I mean, many of -- most of our customers, we have what we say the mitigation of the -- on the accounts. So we charge them on a monthly basis, the rent and for their checking accounts. And let's say that's the way that we operate, there is no like protection on that, and that's why we have a very robust collection department. For those who delayed 1 or 2 days on their payment, we start calling them and asking what's going on or whatever, but that's the way that we operate.
And start calling them with some sort of type of like a lien on the customer, right? Like you had recourse to their assets, like legally?
Hold on one second. Okay. Sorry, Justin. Can you repeat -- we're just trying to figure out again your question properly.
It really is quite simple. I think if I recall, when we spoke once, there was some legal mechanism where there is some lien against the...
You mean about the legal deposit, right?
Right, right. Correct.
Yes, yes. So the legal deposits are a figure, yes. It's at -- I would say, it's a personal guarantee you get from either the owner or the major holder of the company and so on, who signs on a personal basis in a figure similar to what would be a custodian of the asset. So they become liable or responsible of having to return the assets if they, let's say, do not comply with their contractual obligations. And in this case, we can go to a public notary and notify them and eventually to a judge and ask for the asset back. And if not, it becomes a criminal offense.
Okay. And that process usually takes how long? Just out of curiosity.
I mean, it's variable. Because, for instance, for transportation equipment and for cars and vehicles and so on, it might be fairly expedited. For other processes, it can take a little bit longer. But I would say, overall, around 3, 6 months in some cases, and then in the most complex we've taken a year at the most.
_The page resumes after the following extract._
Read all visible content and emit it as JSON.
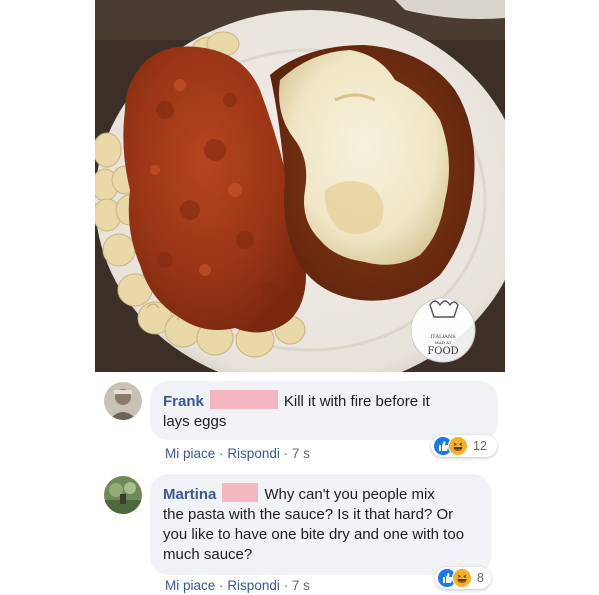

[Operator Instructions] We'll take our next question from Michel Gálvez with GBM.
Could you please give us some color on the capitalization, sorry, for the future? You have -- now you have plenty of space of traditions of subordinated notes, but could you tell us what happened with the negotiations with third parties or what are you expecting for the future?
Yes. What we're expecting, at least on the upcoming 2 to 3 years, is that we're not going to need any capital injection. The current level of capitalization, as we said, is close to 20%. But if we see on the downside, the covenants that we had on that number are that the capitalization ratio not be less than 10%, so we still have a lot of room to continue growing without jeopardizing the strength, the capital structure of the company. And that's what I'm very confident to say that in the next 2 to 3 years, we're not going to need any capital injection. And negotiation with third parties are -- there are none, as we speak, so we are okay the way that we're operating right now.
And what about rating agencies? Like rating agencies consider only 50% of the subordinated note of capital -- of equity. Some investors, we do the same. So like what's like the driver for them?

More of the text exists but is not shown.